SEBAB-SEBAB MALARI 1974
Beberapa golongan
intelektual sejak 1973 tidak setuju dengan kebijakan politik-ekonomi Indonesia
yang sangat terbuka dengan bantuan modal asing. Demonstrasi-demonstrasi dan
rapat-rapat akbar, maupun seminar-seminar marak dilaksanakan untuk menentang
masuknya modal asing. Sjafrudin Prawiranegara, Ali Sastroamidjojo, T.B.

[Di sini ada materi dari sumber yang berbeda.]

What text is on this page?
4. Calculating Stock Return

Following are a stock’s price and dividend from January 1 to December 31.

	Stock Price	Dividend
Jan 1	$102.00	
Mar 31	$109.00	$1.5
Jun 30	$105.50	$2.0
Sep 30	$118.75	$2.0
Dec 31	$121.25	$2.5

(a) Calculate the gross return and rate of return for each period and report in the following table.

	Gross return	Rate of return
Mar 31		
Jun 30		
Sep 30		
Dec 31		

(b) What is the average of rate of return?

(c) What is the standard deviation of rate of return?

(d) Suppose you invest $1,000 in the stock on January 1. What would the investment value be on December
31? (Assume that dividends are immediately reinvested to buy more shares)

Simatupang, dan Subadio Sastrosatomo, kerap diundang dalam seminar dan diskusi
mengkritisi masuknya modal asing. Mirip-mirip keadaan sekarang, termasuk di
Kal-Bar yang pro dan kontra dengan kebijakan pemerintahan pusat maupun daerah.
Namun, peristiwa
Malari masih menyimpan konflik-konflik yang lain juga, yang memperkeruh
masukan-masukan kaum intelektual kepada pemerintah.
Di masa orde baru,
perebutan kekuasaan bukanlah soal “kursi nomer satu” (presiden), melainkan
siapakah yang akan menjadi orang kedua, atau kepercayaan Presiden Soeharto.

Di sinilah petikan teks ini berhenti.